Python Regex Capturing Group

Question

string1 = "abcdbcdbcde"

I want to extract string1 into three parts: (first part and third part can be empty string)

first part: a

second part (repeitions of some string): bcdbcdbcd

third part: e

import re

string1 = "abcdbcdbcde"
m = re.match("(.*)(.+){2,}(.*)", string1)
print m.groups()[0], m.groups()[1], m.groups()[2]

Of cuz, the code above doesn't work.

As I know, parentheses operator can be used as RegEx capturing group or reference to the pattern. How to use the parentheses operator in these 2 cases at the same time?

What I want:

m.groups()[0] = "a"
m.groups()[1] = "bcdbcdbcd"
m.groups()[2] = "e"

Answer 1

My take on the problem:

import re

def match(s, m):
    m = re.match("(.*?)?((?:" + m + "){2,})(.*?)?$", s)
    return (m.groups()[0], m.groups()[1], m.groups()[2]) if m else (None, None, None)
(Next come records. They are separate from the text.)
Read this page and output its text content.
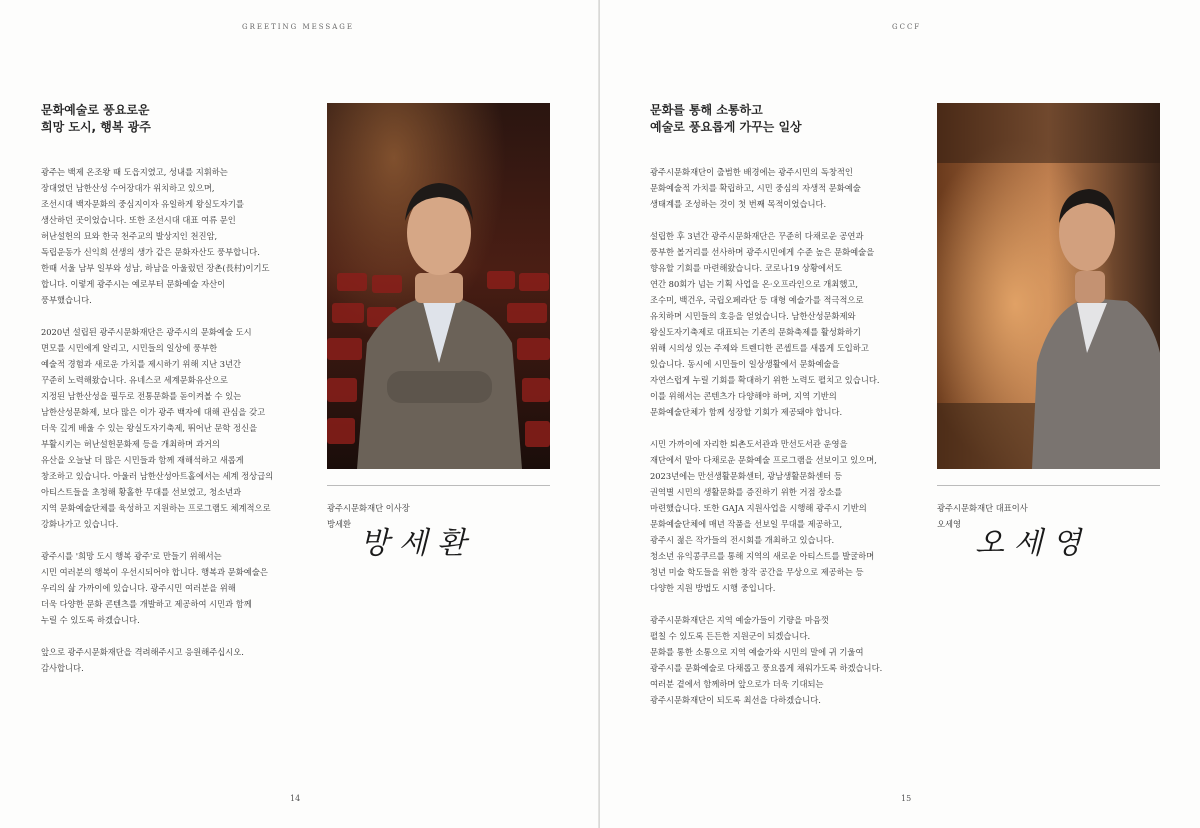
GREETING MESSAGE
문화예술로 풍요로운
희망 도시, 행복 광주
광주는 백제 온조왕 때 도읍지였고, 성내를 지휘하는
장대였던 남한산성 수어장대가 위치하고 있으며,
조선시대 백자문화의 중심지이자 유일하게 왕실도자기를
생산하던 곳이었습니다. 또한 조선시대 대표 여류 문인
허난설헌의 묘와 한국 천주교의 발상지인 천진암,
독립운동가 신익희 선생의 생가 같은 문화자산도 풍부합니다.
한때 서울 남부 일부와 성남, 하남을 아울렀던 장촌(長村)이기도
합니다. 이렇게 광주시는 예로부터 문화예술 자산이
풍부했습니다.
2020년 설립된 광주시문화재단은 광주시의 문화예술 도시
면모를 시민에게 알리고, 시민들의 일상에 풍부한
예술적 경험과 새로운 가치를 제시하기 위해 지난 3년간
꾸준히 노력해왔습니다. 유네스코 세계문화유산으로
지정된 남한산성을 필두로 전통문화를 돋이켜볼 수 있는
남한산성문화제, 보다 많은 이가 광주 백자에 대해 관심을 갖고
더욱 깊게 배울 수 있는 왕실도자기축제, 뛰어난 문학 정신을
부활시키는 허난설헌문화제 등을 개최하며 과거의
유산을 오늘날 더 많은 시민들과 함께 재해석하고 새롭게
창조하고 있습니다. 아울러 남한산성아트홀에서는 세계 정상급의
아티스트들을 초청해 황홀한 무대를 선보였고, 청소년과
지역 문화예술단체를 육성하고 지원하는 프로그램도 체계적으로
강화나가고 있습니다.
광주시를 '희망 도시 행복 광주'로 만들기 위해서는
시민 여러분의 행복이 우선시되어야 합니다. 행복과 문화예술은
우리의 삶 가까이에 있습니다. 광주시민 여러분을 위해
더욱 다양한 문화 콘텐츠를 개발하고 제공하여 시민과 함께
누릴 수 있도록 하겠습니다.
앞으로 광주시문화재단을 격려해주시고 응원해주십시오.
감사합니다.
광주시문화재단 이사장
방세환
방 세 환
14
GCCF
문화를 통해 소통하고
예술로 풍요롭게 가꾸는 일상
광주시문화재단이 출범한 배경에는 광주시민의 독창적인
문화예술적 가치를 확립하고, 시민 중심의 자생적 문화예술
생태계를 조성하는 것이 첫 번째 목적이었습니다.
설립한 후 3년간 광주시문화재단은 꾸준히 다채로운 공연과
풍부한 볼거리를 선사하며 광주시민에게 수준 높은 문화예술을
향유할 기회를 마련해왔습니다. 코로나19 상황에서도
연간 80회가 넘는 기획 사업을 온·오프라인으로 개최했고,
조수미, 백건우, 국립오페라단 등 대형 예술가를 적극적으로
유치하며 시민들의 호응을 얻었습니다. 남한산성문화제와
왕실도자기축제로 대표되는 기존의 문화축제를 활성화하기
위해 시의성 있는 주제와 트렌디한 콘셉트를 새롭게 도입하고
있습니다. 동시에 시민들이 일상생활에서 문화예술을
자연스럽게 누릴 기회를 확대하기 위한 노력도 펼치고 있습니다.
이를 위해서는 콘텐츠가 다양해야 하며, 지역 기반의
문화예술단체가 함께 성장할 기회가 제공돼야 합니다.
시민 가까이에 자리한 퇴촌도서관과 만선도서관 운영을
재단에서 맡아 다채로운 문화예술 프로그램을 선보이고 있으며,
2023년에는 만선생활문화센터, 광남생활문화센터 등
권역별 시민의 생활문화를 증진하기 위한 거점 장소를
마련했습니다. 또한 GAJA 지원사업을 시행해 광주시 기반의
문화예술단체에 매년 작품을 선보일 무대를 제공하고,
광주시 젊은 작가들의 전시회를 개최하고 있습니다.
청소년 유익콩쿠르를 통해 지역의 새로운 아티스트를 발굴하며
청년 미술 학도들을 위한 창작 공간을 무상으로 제공하는 등
다양한 지원 방법도 시행 중입니다.
광주시문화재단은 지역 예술가들이 기량을 마음껏
펼칠 수 있도록 든든한 지원군이 되겠습니다.
문화를 통한 소통으로 지역 예술가와 시민의 말에 귀 기울여
광주시를 문화예술로 다채롭고 풍요롭게 채워가도록 하겠습니다.
여러분 곁에서 함께하며 앞으로가 더욱 기대되는
광주시문화재단이 되도록 최선을 다하겠습니다.
광주시문화재단 대표이사
오세영
오 세 영
15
print(match("abcdbcdbcde", "bcd"))
print(match("bcdbcdbcd", "bcd"))
print(match("abcdbcdbcd", "bcd"))
print(match("bcdbcdbcde", "bcd"))
print(match("axxbcdbcdxxe", "bcd"))
print(match("axxbcdxxe", "bcd")) # only one bcd in the middle

Prints:

('a', 'bcdbcdbcd', 'e')
('', 'bcdbcdbcd', '')
('a', 'bcdbcdbcd', '')
('', 'bcdbcdbcd', 'e')
('axx', 'bcdbcd', 'xxe')
(None, None, None)

Answer 2

The following regex should work (caveat below):

^(.*?)((.+?)\3+)(.*)

Explanation:

^      # Start of string
(.*?)  # Match any number of characters, as few as possible, until...
(      # (Start capturing group #2)
 (.+?) # ... a string is matched (and captured in group #3)
 \3+   # that is repeated at least once.
)      # End of group #2
(.*)   # Match the rest of the string

Test it live on regex101.com.

Caveat: If the string is long and doesn't have any obvious repeats, this is going to have very bad performance characteristics (O(n!), I think), since the regex engine has to check each and every permutation of substrings. See catastrophic backtracking.

Answer 3

I think it is impossible to match exatcly your requirements, as more captuing groups are needed (at least to repeat matching same string with \1).

But you can try (\w+)((\w+)\3+)(\w+)

It will consists of 4 capturing groups. Generally, first capturing group will contain a and last will contain e, second will contain repeated string, rest are irrelevant.

Explanation:

\w+ - match one or more of word characters

\3+ - match string captured in third capturing group, one ore more times

Demo

Answer 4

If the second part should be a repetition of the same string, you could use an optional first a and third part. For the second part you could use a capturing group and a back reference:

^.?(.+)\1+.?$

Regex demo

Or if you want all capturing groups:

^(.?)((.+)\3+)(.?)$

• ^ Start of string
• (.?) Group 1, optionally match any char
• ( Group 2
  • (.+)\3+ Group 3, match any char followed by a backreference to group 3 repeated 1+ gimes
• ) Close group 3
• (.?) Group 4, optionally match any char
• $ End of string

Regex demo